La solution n’est autre que la relance de l’investissement privé local surtout que les investisseurs privés hésitent à se lancer dans les activités après le 14 janvier 2011. Pourquoi ? « Les conseillers économiques de l’après-14 janvier 2011 pensaient que l’investissement dépend de la politique monétaire et budgétaire. Autrement dit, la Banque centrale de Tunisie doit réduire le taux d’intérêt pour que le coût d’investissement baisse. L’Etat devrait lancer des projets publics d’infrastructure, ce qui serait une incitation pour le secteur privé. » dit-il.
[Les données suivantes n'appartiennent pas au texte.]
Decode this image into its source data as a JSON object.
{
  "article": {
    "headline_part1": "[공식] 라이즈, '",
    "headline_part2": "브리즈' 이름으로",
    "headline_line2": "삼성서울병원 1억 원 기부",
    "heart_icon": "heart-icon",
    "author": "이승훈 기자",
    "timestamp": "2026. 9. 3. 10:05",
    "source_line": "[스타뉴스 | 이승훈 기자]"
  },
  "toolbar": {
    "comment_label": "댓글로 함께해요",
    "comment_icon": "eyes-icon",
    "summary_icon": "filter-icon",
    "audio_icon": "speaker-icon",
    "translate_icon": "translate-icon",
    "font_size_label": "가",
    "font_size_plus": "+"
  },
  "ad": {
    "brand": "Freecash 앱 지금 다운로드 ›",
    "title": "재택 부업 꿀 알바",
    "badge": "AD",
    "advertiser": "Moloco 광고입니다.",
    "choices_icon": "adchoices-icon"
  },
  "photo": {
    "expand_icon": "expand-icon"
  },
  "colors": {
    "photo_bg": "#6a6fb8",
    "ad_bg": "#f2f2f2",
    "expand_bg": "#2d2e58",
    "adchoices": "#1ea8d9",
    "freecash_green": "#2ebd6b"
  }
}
Relance de l’investissement privé
Pour lui, dans une période de transition démocratique, l’investissement privé dépend de facteurs extra-économiques : l’instabilité politique, sociale et la justice transitionnelle.
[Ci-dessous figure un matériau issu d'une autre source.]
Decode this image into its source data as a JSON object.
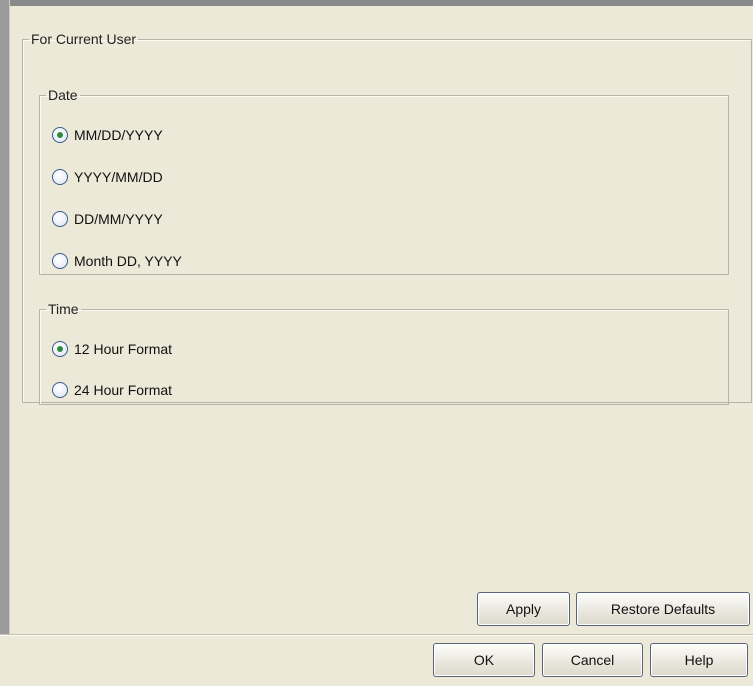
{
  "panel": {
    "title": "For Current User"
  },
  "date": {
    "legend": "Date",
    "options": [
      {
        "label": "MM/DD/YYYY",
        "checked": true
      },
      {
        "label": "YYYY/MM/DD",
        "checked": false
      },
      {
        "label": "DD/MM/YYYY",
        "checked": false
      },
      {
        "label": "Month DD, YYYY",
        "checked": false
      }
    ]
  },
  "time": {
    "legend": "Time",
    "options": [
      {
        "label": "12 Hour Format",
        "checked": true
      },
      {
        "label": "24 Hour Format",
        "checked": false
      }
    ]
  },
  "actions": {
    "apply": "Apply",
    "restore_defaults": "Restore Defaults"
  },
  "dialog_buttons": {
    "ok": "OK",
    "cancel": "Cancel",
    "help": "Help"
  }
}
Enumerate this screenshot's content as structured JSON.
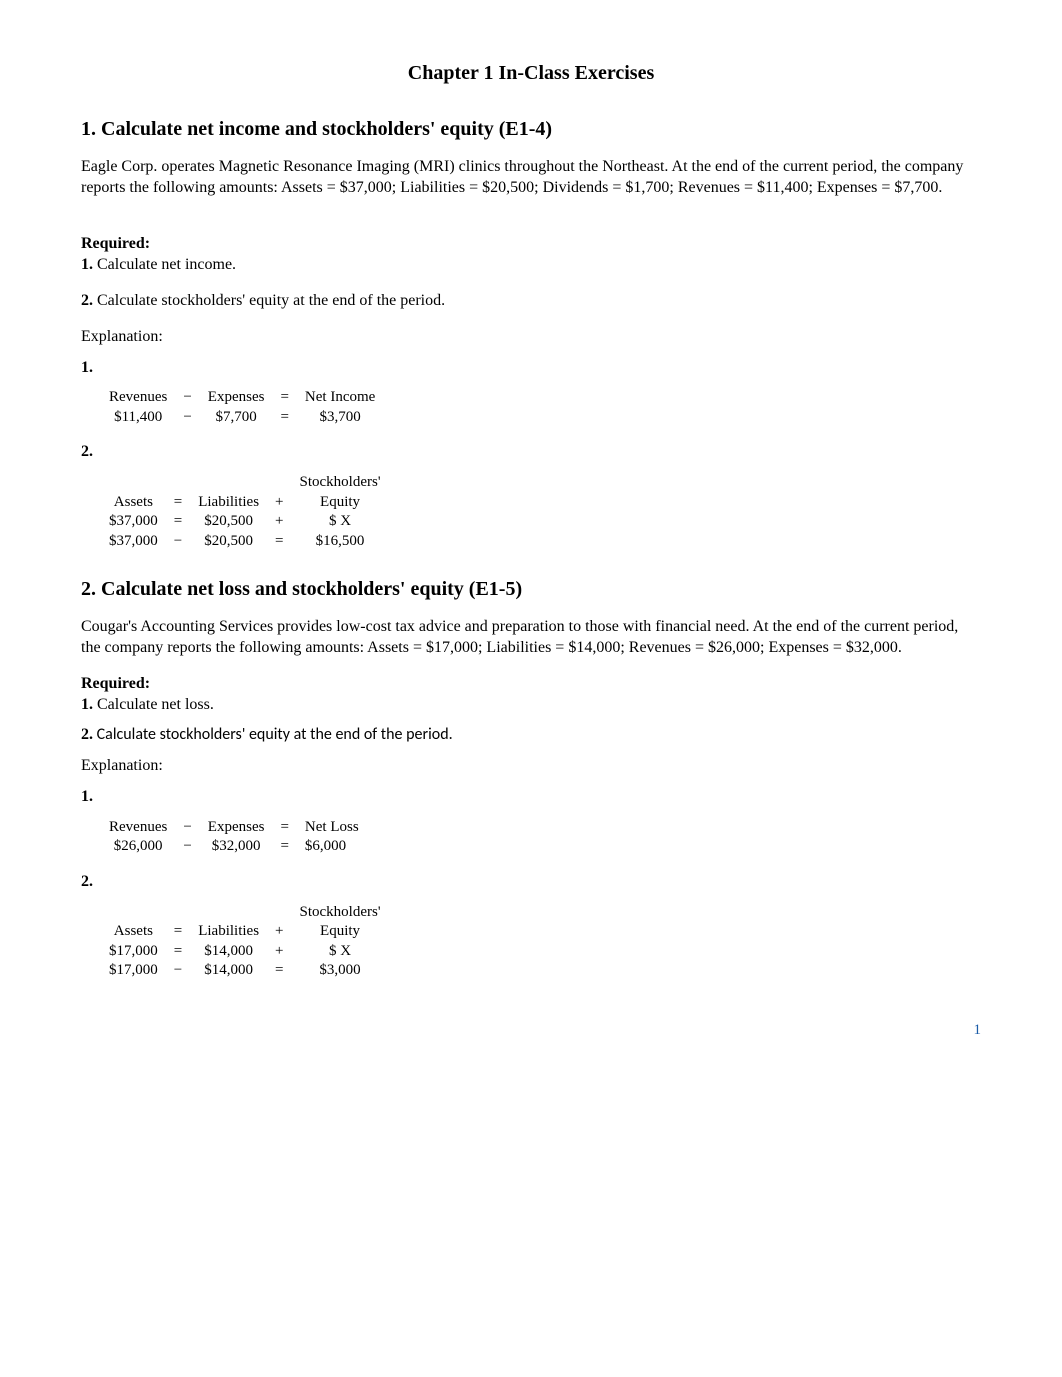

Notre interlocuteur a rappelé qu’avant la révolution, le taux d’investissement privé était assez élevé, les lois qui régissent l’investissement n’étaient pas impeccables et on avait les mêmes banques publiques avec les mêmes problèmes. « L’investisseur menait ses investissements car la stabilité politique encourage à investir. Toutefois, le consensus politique est encore fragile, ce qui représente un risque pour les investisseurs », explique-t-il.
Concernant l’instabilité sociale, il a fait savoir que l’investisseur ne peut souvent garantir la maîtrise des grèves et des sit-in au sein de son entreprise, ce qui pourrait nuire à ses engagements avec les clients locaux et étrangers.
Pour M. Chkoundali, la justice transitionnelle figure parmi les facteurs extra-économiques. Aujourd’hui, plusieurs hommes d’affaires sont face au retard des verdicts des tribunaux. La transparence est un élément important dans l’amélioration du climat d’affaires. Plusieurs investisseurs locaux décident parfois de geler leurs activités en attendant que la situation devienne plus claire.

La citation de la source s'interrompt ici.